L’exercice n’était pas facile. Comment, en effet, ne pas tomber dans le lieu commun de la fête des fous, quand le roi devient esclave et que le domestique s’attable à la place du maître de maison ? Une Afrique riche et moderne, un Occident pauvre et sous-développé, n’est-ce pas là l’expression d’une revanche virtuelle ? Waberi n’est pas du tout dans cet état d’esprit. Il nous force simplement à considérer le renversement de valeurs auxquelles nous sommes depuis si longtemps habitués qu’elles ne nous semblent plus du tout scandaleuses. Pourtant, elles le sont. Nous suivons les pas de Maya, la jeune fille sauvée de la misère par le providentiel Docteur Papa, mais qui s’aperçoit rapidement que le malheur et la mort peuvent aussi frapper les nantis.
On sort de ce livre étourdi, étonné et bouleversé.
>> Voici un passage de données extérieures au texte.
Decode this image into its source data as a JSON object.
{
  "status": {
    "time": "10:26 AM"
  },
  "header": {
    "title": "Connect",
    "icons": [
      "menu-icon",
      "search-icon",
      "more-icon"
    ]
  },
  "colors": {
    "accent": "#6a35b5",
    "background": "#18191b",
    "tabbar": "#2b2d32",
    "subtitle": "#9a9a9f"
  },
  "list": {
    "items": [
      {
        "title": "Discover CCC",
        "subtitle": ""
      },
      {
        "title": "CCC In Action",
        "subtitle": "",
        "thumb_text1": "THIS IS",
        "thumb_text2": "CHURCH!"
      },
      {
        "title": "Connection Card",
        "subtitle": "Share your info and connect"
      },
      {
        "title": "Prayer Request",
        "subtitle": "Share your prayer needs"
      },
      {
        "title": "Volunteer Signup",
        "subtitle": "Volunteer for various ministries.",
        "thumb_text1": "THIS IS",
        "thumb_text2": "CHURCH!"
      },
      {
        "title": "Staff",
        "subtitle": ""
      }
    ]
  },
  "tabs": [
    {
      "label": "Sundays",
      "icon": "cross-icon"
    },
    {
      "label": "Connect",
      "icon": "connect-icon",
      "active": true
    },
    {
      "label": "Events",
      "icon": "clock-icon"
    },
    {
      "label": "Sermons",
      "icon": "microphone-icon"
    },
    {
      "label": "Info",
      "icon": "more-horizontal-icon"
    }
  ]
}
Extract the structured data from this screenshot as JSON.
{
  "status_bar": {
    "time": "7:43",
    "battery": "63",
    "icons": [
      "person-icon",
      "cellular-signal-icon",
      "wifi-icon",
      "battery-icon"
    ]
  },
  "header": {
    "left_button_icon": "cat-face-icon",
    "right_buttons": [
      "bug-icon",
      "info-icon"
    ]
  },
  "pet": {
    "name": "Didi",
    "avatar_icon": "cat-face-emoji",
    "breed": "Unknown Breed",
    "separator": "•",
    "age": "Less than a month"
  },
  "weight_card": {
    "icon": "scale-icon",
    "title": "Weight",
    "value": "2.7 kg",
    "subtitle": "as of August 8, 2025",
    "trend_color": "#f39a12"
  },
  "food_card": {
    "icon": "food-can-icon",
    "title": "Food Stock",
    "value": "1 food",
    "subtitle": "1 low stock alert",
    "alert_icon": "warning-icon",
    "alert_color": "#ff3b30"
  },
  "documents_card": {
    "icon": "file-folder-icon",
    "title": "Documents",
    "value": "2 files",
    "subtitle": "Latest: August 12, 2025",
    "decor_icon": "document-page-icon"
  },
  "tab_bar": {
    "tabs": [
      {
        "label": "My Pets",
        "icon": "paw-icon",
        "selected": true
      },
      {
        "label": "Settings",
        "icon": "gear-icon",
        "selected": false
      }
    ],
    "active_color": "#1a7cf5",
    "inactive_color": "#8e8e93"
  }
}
Les lecteurs occidentaux auront peut-être l’impression d’émerger d’un cauchemar, et les Africains d’avoir vécu un merveilleux rêve. Quoi qu’il en soit, Aux États-Unis d’Afrique est un roman courageux, iconoclaste et, in fine, d’une grande pertinence politique.
Aux Etats-Unis d’Afrique, d’abdourahman A. Waberi, éditions Jean-Claude Lattès, 234 pages, 15 euros.